Insidious- The Last Key

James Wan has devoted himself with skill and wisdom to revisit the commonplace of horror by trying to modernize them and give them a contemporary aesthetic. The work done with Saw – The enigmatic was remarkable for the innovation made to a sneak – that on serial killers – at that point really exhausted for the super exploitation it had been subjected to. The ingenuity of the plots and the push towards the limit – and beyond – of the cruelty shown and exhibited have created a huge success that has generated many imitators, more than sometimes with little merit (but this is not Wan’s fault) . The same approach, Wan attempted it without any particular success with Dead Silence, revision of the diabolical puppet movies, and the brutal Death Sentence, raw and quite unresolved. But these false steps were just part of an aging process that led to the creation of two new successful franchises, the one of Insidious and the one generated by The Evocation – The Conjuring (with the other spin-off series , Annabelle). Both of them devote themselves, from different points of view, to the exploration of so-called “institutional” themes of supernatural horror, with haunted houses and evil spirits in evidence.
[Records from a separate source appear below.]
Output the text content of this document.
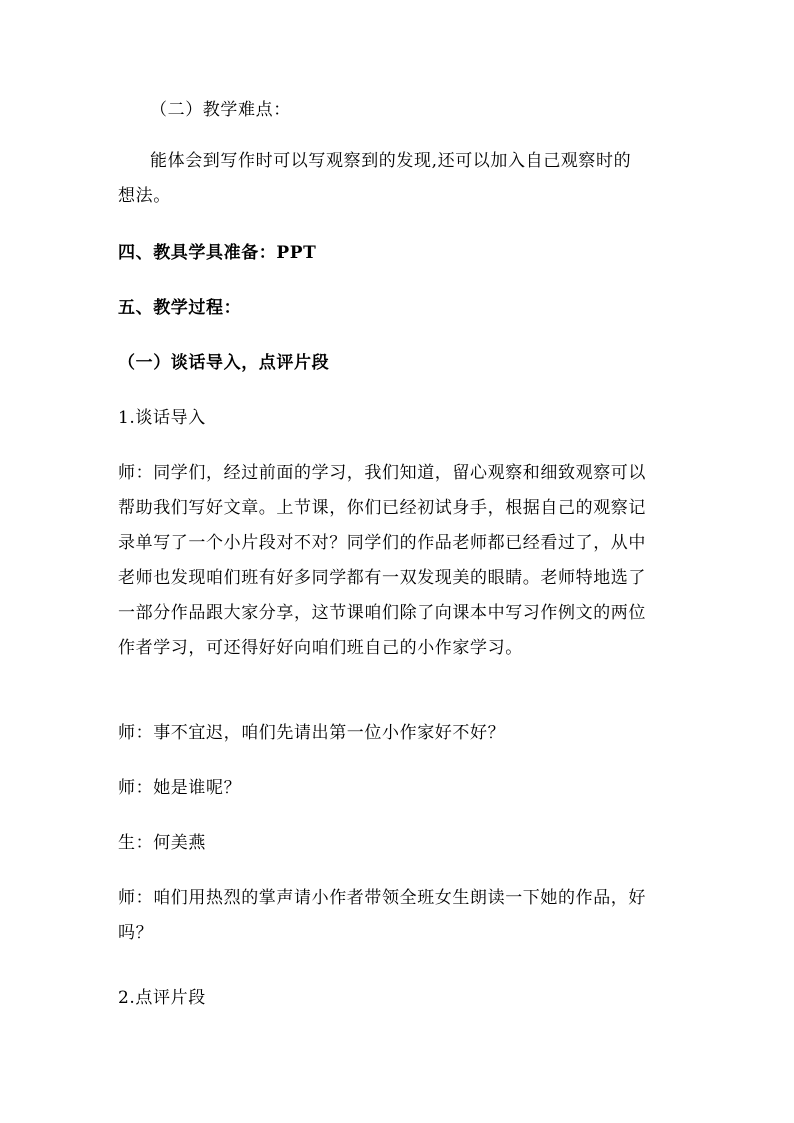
（二）教学难点：
能体会到写作时可以写观察到的发现,还可以加入自己观察时的
想法。
四、教具学具准备：PPT
五、教学过程：
（一）谈话导入，点评片段
1.谈话导入
师：同学们，经过前面的学习，我们知道，留心观察和细致观察可以
帮助我们写好文章。上节课，你们已经初试身手，根据自己的观察记
录单写了一个小片段对不对？同学们的作品老师都已经看过了，从中
老师也发现咱们班有好多同学都有一双发现美的眼睛。老师特地选了
一部分作品跟大家分享，这节课咱们除了向课本中写习作例文的两位
作者学习，可还得好好向咱们班自己的小作家学习。
师：事不宜迟，咱们先请出第一位小作家好不好？
师：她是谁呢？
生：何美燕
师：咱们用热烈的掌声请小作者带领全班女生朗读一下她的作品，好
吗？
2.点评片段
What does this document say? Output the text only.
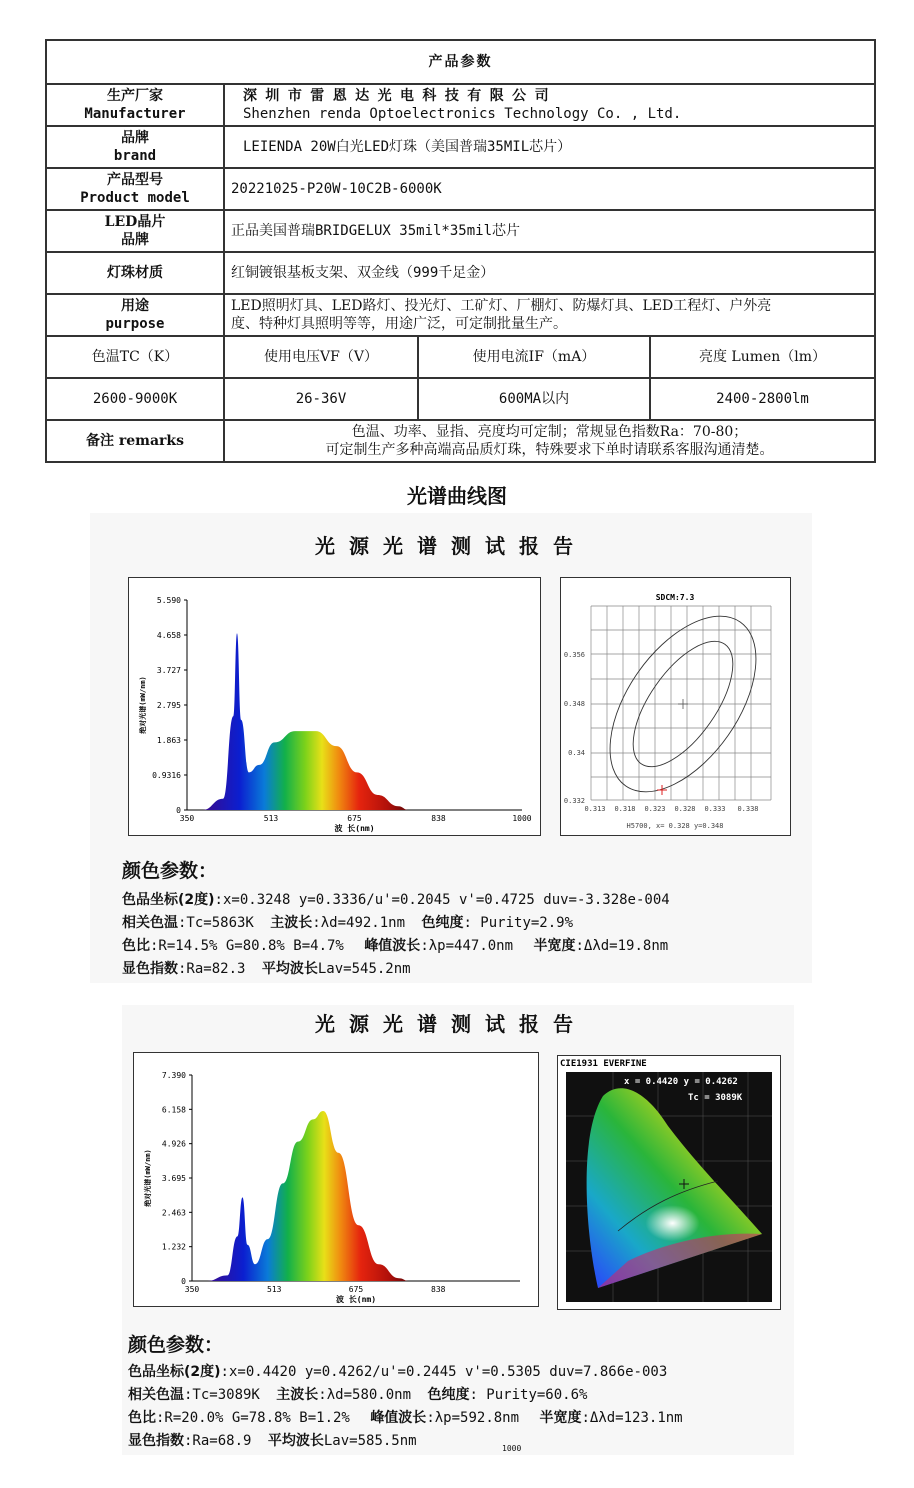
产品参数			

生产厂家
Manufacturer	深 圳 市 雷 恩 达 光 电 科 技 有 限 公 司
Shenzhen renda Optoelectronics Technology Co. , Ltd.		

品牌
brand	LEIENDA 20W白光LED灯珠（美国普瑞35MIL芯片）		

产品型号
Product model	20221025-P20W-10C2B-6000K		

LED晶片
品牌	正品美国普瑞BRIDGELUX 35mil*35mil芯片		
灯珠材质	红铜镀银基板支架、双金线（999千足金）		

用途
purpose	LED照明灯具、LED路灯、投光灯、工矿灯、厂棚灯、防爆灯具、LED工程灯、户外亮
度、特种灯具照明等等，用途广泛，可定制批量生产。		

色温TC（K）	使用电压VF（V）	使用电流IF（mA）	亮度 Lumen（lm）
2600-9000K	26-36V	600MA以内	2400-2800lm
备注 remarks	色温、功率、显指、亮度均可定制；常规显色指数Ra：70-80；
可定制生产多种高端高品质灯珠，特殊要求下单时请联系客服沟通清楚。		
光谱曲线图
光源光谱测试报告
0
0.9316
1.863
2.795
3.727
4.658
5.590
350	513	675	838	1000
波 长(nm)
绝对光谱(mW/nm)
SDCM:7.3
0.356
0.348
0.34
0.332
0.313 0.318 0.323 0.328 0.333 0.338
H5700, x= 0.328 y=0.348
颜色参数：
色品坐标(2度):x=0.3248 y=0.3336/u'=0.2045 v'=0.4725 duv=-3.328e-004
相关色温:Tc=5863K 主波长:λd=492.1nm 色纯度: Purity=2.9%
色比:R=14.5% G=80.8% B=4.7% 峰值波长:λp=447.0nm 半宽度:Δλd=19.8nm
显色指数:Ra=82.3 平均波长Lav=545.2nm
光源光谱测试报告
0
1.232
2.463
3.695
4.926
6.158
7.390
350	513	675	838
波 长(nm)
绝对光谱(mW/nm)
CIE1931 EVERFINE
x = 0.4420 y = 0.4262
Tc = 3089K
颜色参数：
色品坐标(2度):x=0.4420 y=0.4262/u'=0.2445 v'=0.5305 duv=7.866e-003
相关色温:Tc=3089K 主波长:λd=580.0nm 色纯度: Purity=60.6%
色比:R=20.0% G=78.8% B=1.2% 峰值波长:λp=592.8nm 半宽度:Δλd=123.1nm
显色指数:Ra=68.9 平均波长Lav=585.5nm	1000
Insidious, created by Wan along with her usual collaborator Leigh Whannell (with whom she also created the series open by Saw – The Enigmist) resumes elements from old and recent movies to rework them in a unitary way through efficient story management aimed at enhancing the horrible and macabre aspects of history, treating them with seriousness and plausibility.
Creating a fictional tetris for a far less desirable addition also adds a particular and fascinating visual value to the story. Wan’s excellence is above all to take seriously the subject matter and make it narrative in terms of suspense and tension, without particular psychological insights, but giving humanity and credibility to his characters, which is not common in horrors. Thus, the insights from Paranormal Activity, Poltergeist – Diabolic Attendances and others still coagulate effectively in the unethical, but elegant and functional style of Wan. This ability to give the characters and their dramas a great deal of weight, so that the spectator participates in it, perpetuates even in followers who, unlike what often happens, carry the story more than merely repeating it, present no value falls and form a single corpus of a good standard, though without particular points of excellence. The real problem could be represented by the fact that the most interesting character – the beloved medium Elise Rainier – dies at the end of the first film, but it can not obviously be missing in the sequels. This was partly true in Saw’s saga, where the killer with the arrogance and cruelty of the dead mania was always given to sick and dying, but he had to survive. In that case, it was probably the unstoppable and long-lasting success of the series to force authors to miracles of continuity to ensure somehow the presence of the dying killer (and then even dead).